Thursday, October 10

The study explains Earth’s continental crust’s low iron content 2023

New research suggests that the iron-depleted, oxidized chemistry typical of the Earth’s continental crust did not result from the crystallization of the mineral garnet, as was widely believed in 2018.

The low iron content of Earth’s continental crust in comparison to oceanic crust caused the continents to be less compact and more buoyant, causing continental plates to reside higher atop the planet’s mantle than oceanic plates and making terrestrial life possible.

The disparity in density and buoyancy was discovered to be a major factor in why continents have dry land and oceanic crusts are submerged, as well as why continental plates always come out on top when colliding with oceanic plates at subduction zones, where one edge of a crustal plate is forced sideways and downward into the mantle below another plate.

Earth’s continental crust is less solid and more buoyant than oceanic crust, allowing terrestrial life to exist.

This study from the Smithsonian’s National Museum of Natural History, US, and published in the journal Science, stated that the findings deepened understanding of the Earth’s crust by testing and ultimately refuting a popular theory regarding why the continental crust is lower in iron and more oxidized than the oceanic crust.

Elizabeth Cottrell, a research geologist and curator of rocks at the Smithsonian National Museum of Natural History, stated that a particular facet of the garnet explanation did not set well with her.

“You need high pressures to make garnet stable, and you find this low-iron magma in places where the crust isn’t that thick, so the pressure isn’t super high,” she explained.

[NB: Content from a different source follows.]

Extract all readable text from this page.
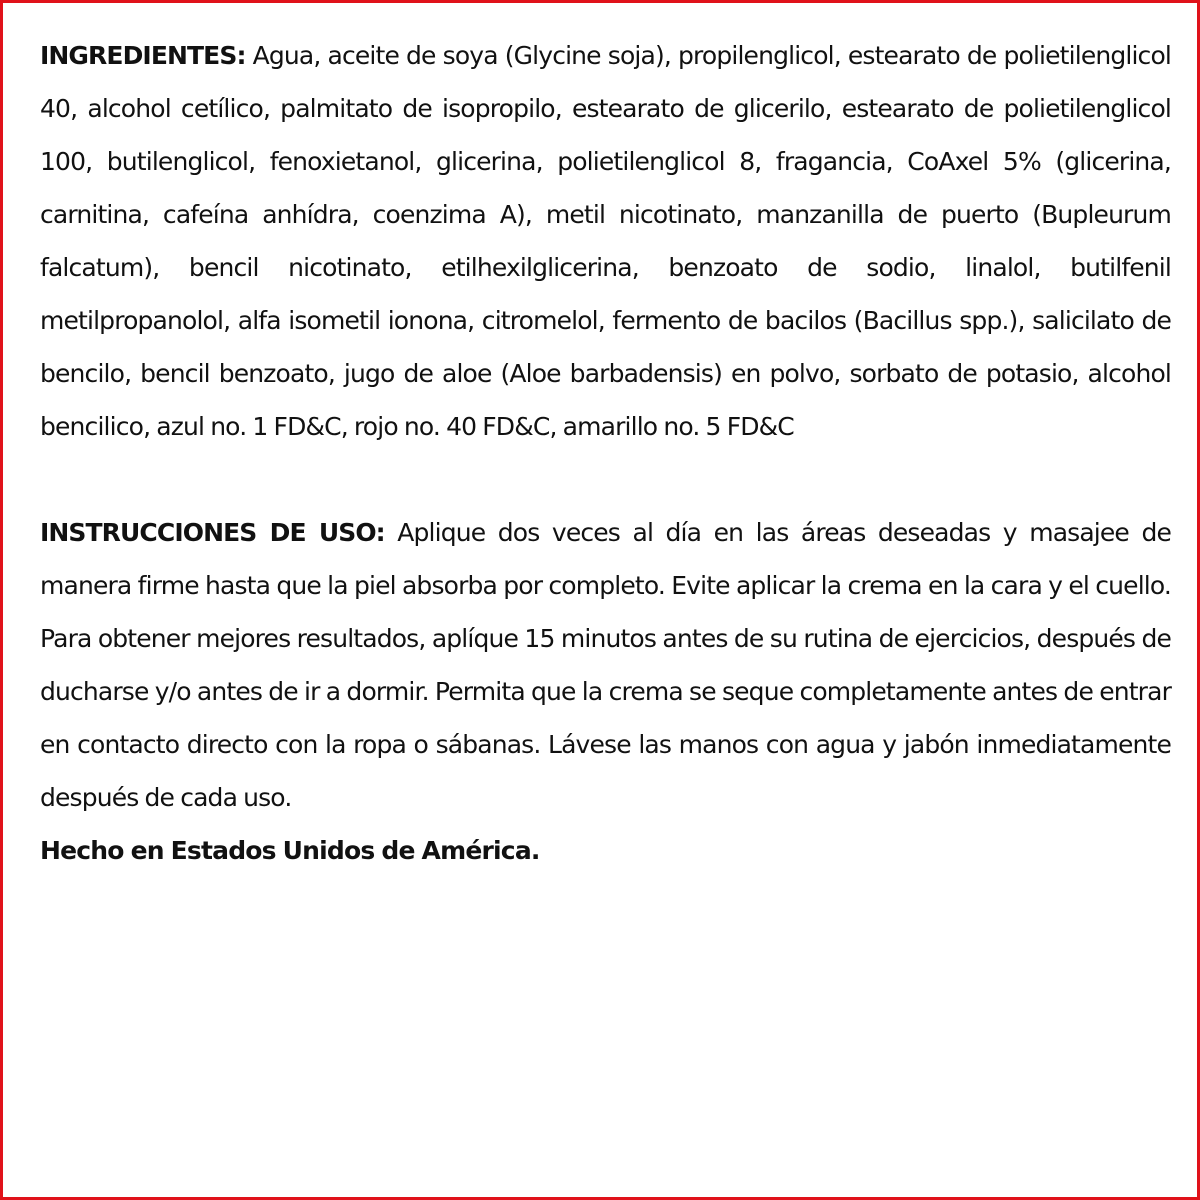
INGREDIENTES: Agua, aceite de soya (Glycine soja), propilenglicol, estearato de polietilenglicol 40, alcohol cetílico, palmitato de isopropilo, estearato de glicerilo, estearato de polietilenglicol 100, butilenglicol, fenoxietanol, glicerina, polietilenglicol 8, fragancia, CoAxel 5% (glicerina, carnitina, cafeína anhídra, coenzima A), metil nicotinato, manzanilla de puerto (Bupleurum falcatum), bencil nicotinato, etilhexilglicerina, benzoato de sodio, linalol, butilfenil metilpropanolol, alfa isometil ionona, citromelol, fermento de bacilos (Bacillus spp.), salicilato de bencilo, bencil benzoato, jugo de aloe (Aloe barbadensis) en polvo, sorbato de potasio, alcohol bencilico, azul no. 1 FD&C, rojo no. 40 FD&C, amarillo no. 5 FD&C

INSTRUCCIONES DE USO: Aplique dos veces al día en las áreas deseadas y masajee de manera firme hasta que la piel absorba por completo. Evite aplicar la crema en la cara y el cuello. Para obtener mejores resultados, aplíque 15 minutos antes de su rutina de ejercicios, después de ducharse y/o antes de ir a dormir. Permita que la crema se seque completamente antes de entrar en contacto directo con la ropa o sábanas. Lávese las manos con agua y jabón inmediatamente después de cada uso.

Hecho en Estados Unidos de América.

Cottrell and her collaborators set out to verify the garnet explanation in 2018. Utilizing a combination of piston-cylinder presses and a heating assembly encircling the rock sample, the researchers were able to replicate the extremely high pressures and temperatures found beneath volcanoes.

Cottrell and his colleagues produced garnet samples from molten rock inside the piston-cylinder press in 13 separate experiments. The experimental pressures ranged from 1.5 to 3 gigapascals, which is roughly 8,000 times greater than the pressure inside a beverage can. Rock-melting temperatures ranged between 950 and 1,230 degrees Celsius.

Terrestrial life exists because continental crust is less solid and buoyant than oceanic crust.

Next, the team gathered garnets from the Smithsonian’s National Rock Collection and from other researchers around the globe that had already been analyzed for their oxidized and unoxidized iron concentrations. These samples would be utilized for the objectives of calibration.

Using X-ray absorption spectroscopy, which disclosed the structure and composition of materials based on how they absorbed X-rays, the authors of the study determined the concentrations of oxidized and unoxidized iron in the grown garnet samples. This was accomplished at the Argonne National Laboratory in Illinois, which is part of the US Department of Energy.

These studies revealed that the garnets did not contain enough unoxidized iron from the rock samples to account for the levels of iron-depletion and oxidation present in the magmas that comprise the Earth’s continental crust.

“These results render the garnet crystallization model a highly improbable explanation for why magmas from continental arc volcanoes are oxidized and iron-depleted,” Cottrell stated.

“It is more likely that conditions in the Earth’s mantle beneath the continental crust are causing these oxidized conditions,” Cottrell explained.